Dwight and all,
I don't know if this is one of those..."you had to be there' stories of not, in order to appreciate this and to think it funny, but, let me explain what happened to us last week to try and keep the humor going..
Me, my 8 yo son, a friend and her two young boys were preparing for a International Culture Fair presentation last week. The boys chose the country of Saudi Arabia, so we got all of the info together, made a display board with info all aboout the country. We had alot of artifacts that I had brought back from when I lived over there, as well as the womens' outfit (total black body wrap that Anne got to wear and display for all to see, the eye's only are allowed to be seen on their women), we had the mens' head gear and grey long gown/dress that they wear; we were ready to present this country to everyone. Then I got a wild hair and asked my friend if she wanted to drive by the local Mosque to make sure that we knew where it was at; she agreed.
I drive into their parking lot and said, "hey, there's a car here, lets go in and talk with someone!" (Mind you, for some reason she is terrified of Muslim men!
). She also reminded me that she had on (what she calls) a WIFE BEATER shirt (a tank top)...I loaned her one of mine to put on over it. Well, I led the way up to the Mosque in hopes of finding someone to chat with and let the boys ask any questions or at least set up a time to do so, so there are two buildings divided by a breezeway and we go into one and it was a fellowship hall with little classrooms along the walls. I call out and noone is there, so we are in the entrance way ready to leave and the alarm goes off loudly...my friend and her kids and Daniel all take off and run for their lives to my truck; as I just stand there and call out to them sayinhg..."hey, you guys all get back here...where are ya going???". So now we go to the second bldg and we see an old man just sitting in the foyer to the sactuary just reading a book, and we tell him of the little problem that we had just caused with the alarm; so he invites us to come into the foyer and to sit down on the two benches that were sitting across from each other while he goes to the office and makes a call to get someone to come and turn off the alarm...he actually apologised for not hearing it
.
So the boys all sit together nicely on the one bench and me and friend sit on the other bench across the foyer and wait for the elderly man to come back from phoning the SHEIK (but with his Arabic accent, the old man said 'I will be right back after I call the SHAKE'... instead of pronouncing him as the SHEIK. Well, we are sitting quietly in the foyer and I tell the boys,... "...Now, whatever you do in your final Saudi presentation say 'SHEIK' and do not say 'SHAKE' AND BAKE"! (I don't know what posesed me to say that, but, I guess I was just trying to give them an example of the word 'Shake' in a sentence...and how the boys weren't to say SHAKE...) well, my friend started laughing outloud so hard that she got us and the boys to laughing hysterically!!! She couldn't even look at me; the more that I tried to get them to stop laughing the harder they would laugh and we were tearing up so badley that our makeup was running; and our noses were running, and we were trying so hard to not laugh so loud that we literally had to cover our mouths (with both hands ) in a very serious way in order for the sounds of hilarity to not be resounding throughout the very quiet sanctuary to where it could be heard by the old man to where he might take it as us being disrespectful; (I really do not know if he was just deaf or if God deafened his ears for a moment, b/c he seemed to not have noticed anything at all.) We were holding our our stomaches and trying not to snort out loud, and there were many attempts by me to be seriously show them how to make sure that they make a straight face when the man comes back in, but, to no avail...it only worsened the laughter; they got me to laughing even harder; she alomost peed her pants as she was begging me to stop saying anything else and not to look at her; we barely able to catch our breath... she had me HONKING-(which I hate to do b/c it sounds ugly to me, it embarasses me) (for real.)

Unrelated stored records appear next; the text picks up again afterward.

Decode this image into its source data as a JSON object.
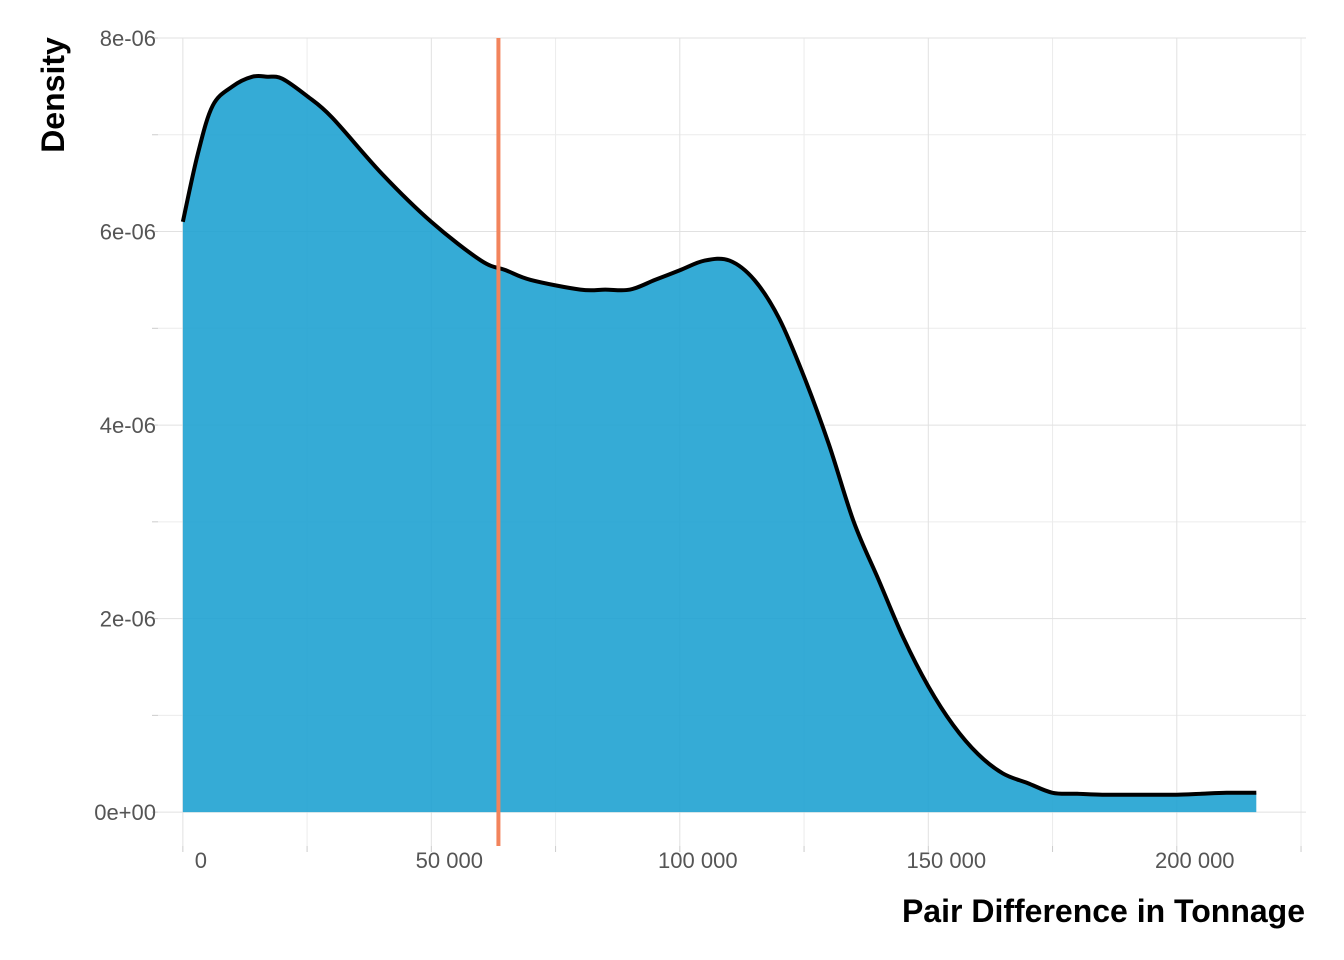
{
  "chart_data": {
    "type": "area",
    "xlabel": "Pair Difference in Tonnage",
    "ylabel": "Density",
    "xlim": [
      -5000,
      226000
    ],
    "ylim": [
      -3.5e-07,
      8e-06
    ],
    "x_ticks": [
      0,
      50000,
      100000,
      150000,
      200000
    ],
    "x_tick_labels": [
      "0",
      "50 000",
      "100 000",
      "150 000",
      "200 000"
    ],
    "x_minor_ticks": [
      25000,
      75000,
      125000,
      175000,
      225000
    ],
    "y_ticks": [
      0,
      2e-06,
      4e-06,
      6e-06,
      8e-06
    ],
    "y_tick_labels": [
      "0e+00",
      "2e-06",
      "4e-06",
      "6e-06",
      "8e-06"
    ],
    "y_minor_ticks": [
      1e-06,
      3e-06,
      5e-06,
      7e-06
    ],
    "grid": true,
    "fill_color": "#1fa2d1",
    "line_color": "#000000",
    "reference_line_color": "#f2845c",
    "reference_line_x": 63500,
    "series": [
      {
        "x": [
          0,
          3000,
          6000,
          10000,
          14000,
          17000,
          20000,
          25000,
          30000,
          40000,
          50000,
          60000,
          65000,
          70000,
          80000,
          85000,
          90000,
          95000,
          100000,
          105000,
          110000,
          115000,
          120000,
          125000,
          130000,
          135000,
          140000,
          145000,
          150000,
          155000,
          160000,
          165000,
          170000,
          175000,
          180000,
          185000,
          190000,
          195000,
          200000,
          205000,
          210000,
          216000
        ],
        "y": [
          6.1e-06,
          6.8e-06,
          7.3e-06,
          7.5e-06,
          7.6e-06,
          7.6e-06,
          7.58e-06,
          7.4e-06,
          7.18e-06,
          6.6e-06,
          6.1e-06,
          5.7e-06,
          5.6e-06,
          5.5e-06,
          5.4e-06,
          5.4e-06,
          5.4e-06,
          5.5e-06,
          5.6e-06,
          5.7e-06,
          5.7e-06,
          5.5e-06,
          5.1e-06,
          4.5e-06,
          3.8e-06,
          3e-06,
          2.4e-06,
          1.8e-06,
          1.3e-06,
          9e-07,
          6e-07,
          4e-07,
          3e-07,
          2e-07,
          1.9e-07,
          1.8e-07,
          1.8e-07,
          1.8e-07,
          1.8e-07,
          1.9e-07,
          2e-07,
          2e-07
        ]
      }
    ]
  }
}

Then the guy came back and we all had to stop and freeze the laughter...ALL OF THEM turned off their laughter immediately... but, I couldn't stop laughing even after the man asked me a question, so I tried to swallow my laughs, and I tried to make it look as though I had a very serious and concerned look on my face, you know, with the eyebrows lifted up, but the first couple of words came out of my mouth not as SPEAKING the words, but as LAUGHING the words to the man but, finally I was able to get ahold of my composure and speak normally with him for about 30 seconds; just long enough to get out of there....We hurried to leave while we still had our respect intact. Of course, we lost it outside and my friend told us on the drive home... 'that will be a funny memory to last in infamy'.. she said.

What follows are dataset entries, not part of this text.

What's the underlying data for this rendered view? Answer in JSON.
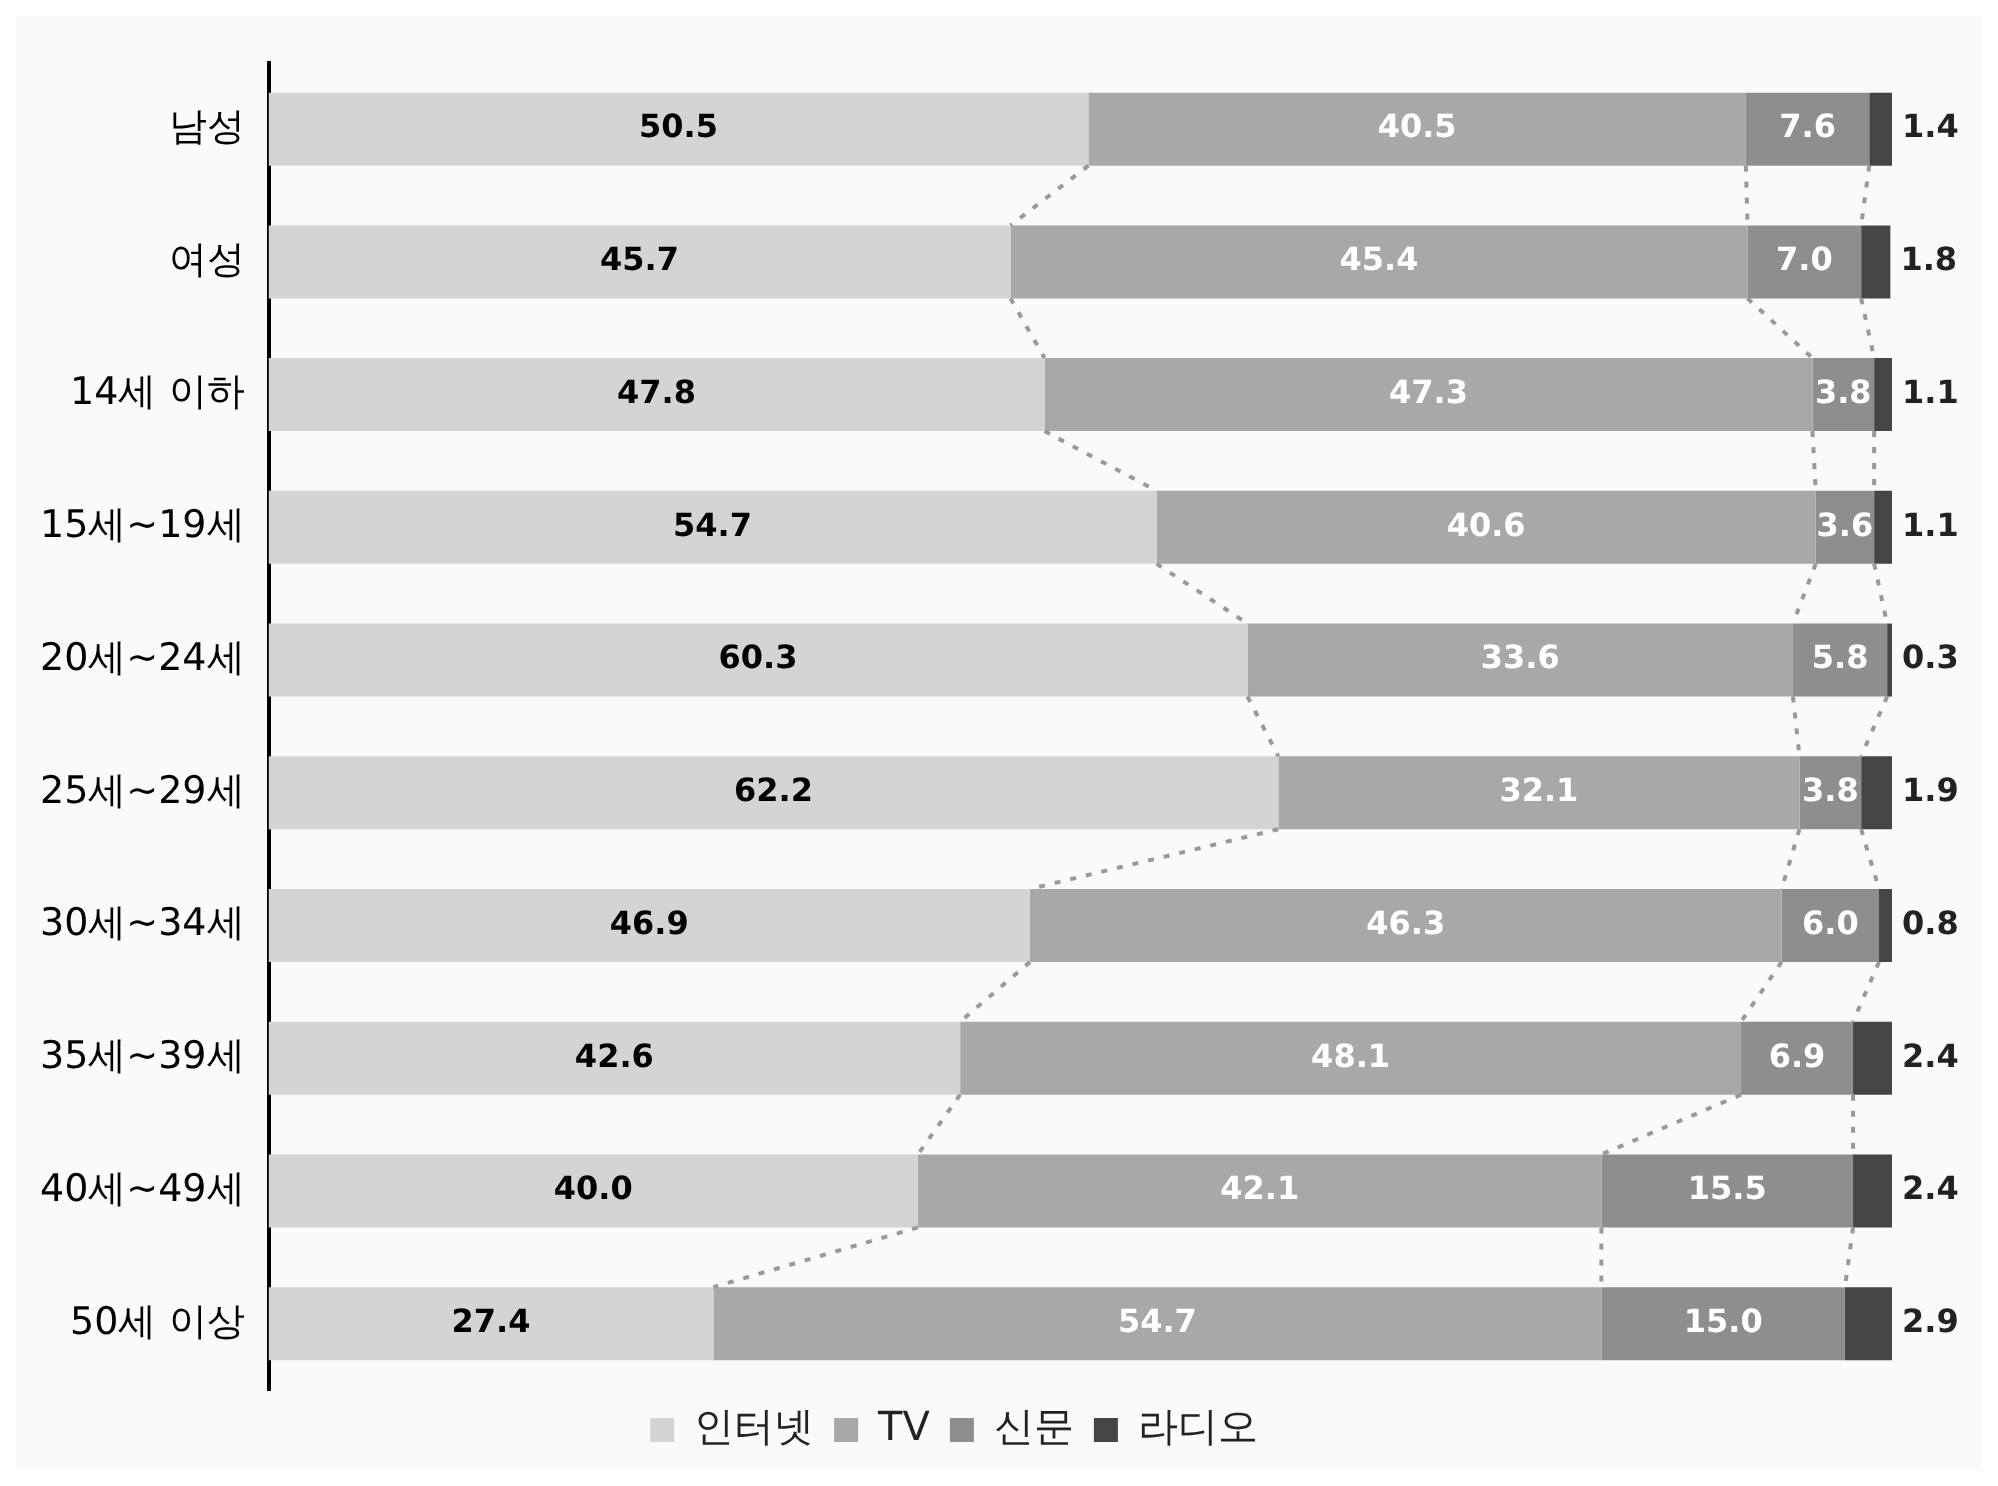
{
  "chart_data": {
    "type": "bar",
    "orientation": "horizontal",
    "stacked": true,
    "legend": "bottom",
    "grid": false,
    "xlim": [
      0,
      100
    ],
    "tick_labels": "y",
    "categories": [
      "남성",
      "여성",
      "14세 이하",
      "15세~19세",
      "20세~24세",
      "25세~29세",
      "30세~34세",
      "35세~39세",
      "40세~49세",
      "50세 이상"
    ],
    "series": [
      {
        "name": "인터넷",
        "color": "#d4d4d4",
        "values": [
          50.5,
          45.7,
          47.8,
          54.7,
          60.3,
          62.2,
          46.9,
          42.6,
          40.0,
          27.4
        ],
        "value_labels": [
          "50.5",
          "45.7",
          "47.8",
          "54.7",
          "60.3",
          "62.2",
          "46.9",
          "42.6",
          "40.0",
          "27.4"
        ]
      },
      {
        "name": "TV",
        "color": "#a8a8a8",
        "values": [
          40.5,
          45.4,
          47.3,
          40.6,
          33.6,
          32.1,
          46.3,
          48.1,
          42.1,
          54.7
        ],
        "value_labels": [
          "40.5",
          "45.4",
          "47.3",
          "40.6",
          "33.6",
          "32.1",
          "46.3",
          "48.1",
          "42.1",
          "54.7"
        ]
      },
      {
        "name": "신문",
        "color": "#8e8e8e",
        "values": [
          7.6,
          7.0,
          3.8,
          3.6,
          5.8,
          3.8,
          6.0,
          6.9,
          15.5,
          15.0
        ],
        "value_labels": [
          "7.6",
          "7.0",
          "3.8",
          "3.6",
          "5.8",
          "3.8",
          "6.0",
          "6.9",
          "15.5",
          "15.0"
        ]
      },
      {
        "name": "라디오",
        "color": "#454545",
        "values": [
          1.4,
          1.8,
          1.1,
          1.1,
          0.3,
          1.9,
          0.8,
          2.4,
          2.4,
          2.9
        ],
        "value_labels": [
          "1.4",
          "1.8",
          "1.1",
          "1.1",
          "0.3",
          "1.9",
          "0.8",
          "2.4",
          "2.4",
          "2.9"
        ]
      }
    ]
  }
}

As I said, you might have had to be there to get the SHEIK VERSUS SHAKE (and bake) scenario
PS-I set up an appt, to take Daniel to see the SHEIK so that we could talk and to see if he would loan me a koran. Mohomed (the Sheik) met with us and he had a couple of his people there with him...well they were so glad that we were doing this presentation that he gave Daniel a present...a brand new childs' sized white religious gown to keep; plus he gave me a brand new Koran that is written in both Arabic and English on each page! (Needless to say, that my friend and her boys did not want to come and meet the SHEIK!) but, the presentation was pulled off just fine!